Der Artikel
Ms. Hoven is not amused
Und wir fragen uns eine wenig verwundert: Warum denn nicht? So hat sie vor einigen Monaten, teils in Co-Autorenschaft mit Frauke Rostalski, über diverse Medien von FAZ bis Sat.1 das justizielle Strafzumessungsverhalten bei Sexualdelinquenz als zu milde kritisiert und sich insoweit auch auf die Straferwartung der Bevölkerung berufen. Hierauf hat sie nach eigener Darstellung überwältigende Zustimmung aus der Justiz und von Betroffenen erhalten. Läuft doch.
Wo also liegt das Problem? Es liegt schlicht darin, dass es einer Elisa Hoven offensichtlich nicht reicht, vom Boulevard Zustimmung zu bekommen, auch wenn sie ihn zuvörderst adressierte. Sie will auch von der Wissenschaft für ihr hehres Anliegen die ihr nach Selbsteinschätzung gebührende Anerkennung erfahren.
Mit Thomas Weigend hat sie insoweit auch bereits einen namhaften Wissenschaftler an ihre Seite gezogen, mag die Empirie auch nicht zu seinem Schwerpunkt gehören (vgl. Ehlen/Hoven/Weigend KriPoZ 2024, 16 ff.). Aber was erlaubt sich Ralf Kölbel? Er kritisiert die nicht eingehaltenen Standards der empirischen Sozialforschung, obwohl diese doch für den Befund nicht ausschlaggebend gewesen seien. Und Jessica Krüger (Wer ist sie überhaupt?) bläst mit ihrer erheblichen Methodenkritik in dasselbe Horn.
Kölbel in https://www.lto.de/persistent/a_id/54212
Kölbel/Linder StV 2024, 322 ff.
Krüger KriPoZ 2024, 122 ff.
Womit wir beim Problem aus unserer Sicht wären: Wenn man die Kriminologie nicht ernst nimmt und den Befund ohnehin schon kennt, sollte man die empirische Sozialforschung nicht für eigene Zwecke funktionalisieren und dabei wissenschaftliche Standards ignorieren.

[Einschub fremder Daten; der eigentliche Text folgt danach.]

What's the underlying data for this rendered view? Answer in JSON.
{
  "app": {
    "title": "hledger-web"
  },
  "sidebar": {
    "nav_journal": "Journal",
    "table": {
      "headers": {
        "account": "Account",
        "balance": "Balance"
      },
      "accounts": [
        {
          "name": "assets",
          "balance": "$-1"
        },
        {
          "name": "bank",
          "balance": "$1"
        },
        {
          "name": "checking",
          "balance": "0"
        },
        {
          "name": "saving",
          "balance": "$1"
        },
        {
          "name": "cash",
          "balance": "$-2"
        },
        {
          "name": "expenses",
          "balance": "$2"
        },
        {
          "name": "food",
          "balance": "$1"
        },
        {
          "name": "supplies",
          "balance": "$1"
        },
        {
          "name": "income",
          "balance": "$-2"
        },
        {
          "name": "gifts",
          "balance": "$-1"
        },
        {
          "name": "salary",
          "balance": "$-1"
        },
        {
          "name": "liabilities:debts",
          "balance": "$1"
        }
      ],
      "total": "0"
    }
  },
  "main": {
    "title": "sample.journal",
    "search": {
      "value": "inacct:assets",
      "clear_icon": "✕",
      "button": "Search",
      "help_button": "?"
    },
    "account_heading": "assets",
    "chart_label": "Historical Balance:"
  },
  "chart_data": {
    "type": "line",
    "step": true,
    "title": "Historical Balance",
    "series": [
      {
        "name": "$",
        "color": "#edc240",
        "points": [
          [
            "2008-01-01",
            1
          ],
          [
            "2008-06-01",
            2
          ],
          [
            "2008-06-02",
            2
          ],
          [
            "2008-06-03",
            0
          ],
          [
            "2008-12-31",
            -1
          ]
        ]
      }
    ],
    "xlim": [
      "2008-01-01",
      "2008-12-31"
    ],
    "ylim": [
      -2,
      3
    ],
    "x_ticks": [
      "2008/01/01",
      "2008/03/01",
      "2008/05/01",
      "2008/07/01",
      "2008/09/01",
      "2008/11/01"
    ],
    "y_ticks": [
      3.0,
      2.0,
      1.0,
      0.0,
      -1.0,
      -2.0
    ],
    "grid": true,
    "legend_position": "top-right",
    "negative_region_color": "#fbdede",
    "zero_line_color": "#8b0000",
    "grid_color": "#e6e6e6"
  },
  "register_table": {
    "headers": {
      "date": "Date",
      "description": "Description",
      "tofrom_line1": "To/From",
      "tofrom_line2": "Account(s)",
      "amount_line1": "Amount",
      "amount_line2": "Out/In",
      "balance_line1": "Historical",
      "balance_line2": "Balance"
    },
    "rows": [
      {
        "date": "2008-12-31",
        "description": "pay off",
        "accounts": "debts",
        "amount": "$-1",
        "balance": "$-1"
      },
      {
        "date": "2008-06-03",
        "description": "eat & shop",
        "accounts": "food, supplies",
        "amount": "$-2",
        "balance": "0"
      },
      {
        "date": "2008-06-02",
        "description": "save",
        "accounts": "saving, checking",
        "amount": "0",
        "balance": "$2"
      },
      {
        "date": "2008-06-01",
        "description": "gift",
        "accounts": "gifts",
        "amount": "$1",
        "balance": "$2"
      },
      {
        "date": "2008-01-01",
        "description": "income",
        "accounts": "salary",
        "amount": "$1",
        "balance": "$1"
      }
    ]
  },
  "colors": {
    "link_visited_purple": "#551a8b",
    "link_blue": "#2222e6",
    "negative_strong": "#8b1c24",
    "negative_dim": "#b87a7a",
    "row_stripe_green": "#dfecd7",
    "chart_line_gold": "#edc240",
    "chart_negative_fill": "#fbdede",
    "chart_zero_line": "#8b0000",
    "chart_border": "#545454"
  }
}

Wenn die Sichtweise der Verf. vom „typischen Unrechtsgewicht“ einer Sexualtat nicht im Gesetzeswortlaut ihren Niederschlag gefunden hat, sollte man nicht die insoweit systemkonforme Strafzumessungspraxis kritisieren. Ein wenig erinnert dieses Vorgehen an Pippi Langstrumpf, die sich die Welt so macht, wie sie ihr gefällt. Und wenn man darüber räsoniert, wie ein gerechtes Strafurteil auszusehen hat, nämlich nicht notwendig milde, sollte man sich Rechenschaft darüber ablegen, welche Strafzwecke man aus der Verfassung abzuleiten meint. So schimmern in der Begrifflichkeit „gerecht“ absolute und tendenziell repressive Straftheorien durch, möglicherweise angereichert mit in dieselbe Richtung weisenden Genugtuungsinteressen der Opfer.
Hätte sich Elisa Hoven auf mit dem GG allein in Einklang zu bringende relative Straftheorien zurückgezogen, so hätte sie sogar auf einen weitgehend gesicherten empirischen Erkenntnisstand zurückgreifen können, ohne in ihrem unerschütterlichen Selbstbewusstsein gleich die nächste empirische Untersuchung angehen zu müssen. Alle relativen Strafzwecke, von der Abschreckung über die positive Generalprävention bis hin zur Resozialisierung, versagen, nur eines funktioniert ohne jeden Zweifel: das Bewirken von Leid durch die Strafen. Und hierüber sollte man nicht ins Grübeln geraten, wenn man nach härteren Strafen im Namen des Volkes ruft?
Elisa Hoven jedenfalls nicht. Sie hat noch einmal im wissenschaftlichen Fachmagazin „Legal Tribune Online“ („Düsteres Trauerspiel um Mops Edda“) nachgelegt, den Vorwurf des Populismus brüsk zurückgewiesen und zur Sicherheit mit der Strafmündigkeitsgrenze noch ein wenig gezündelt, um die Aufmerksamkeitsschwelle hochzuhalten.
Hoven in https://www.lto.de/persistent/a_id/55153
Schon in der letzten Ausgabe unseres Newsletters war der Kriminologe Sebastian Scheerer mit seinem politisch-publizistischen Verstärkerkreislauf zur Sprache gekommen. Und wir haben mit dem Populismus ein drittes P hinzugefügt. Elisa Hoven hat bei allen Ps ihre Hände mit im Spiel. Möge ihr Vorhaben misslingen.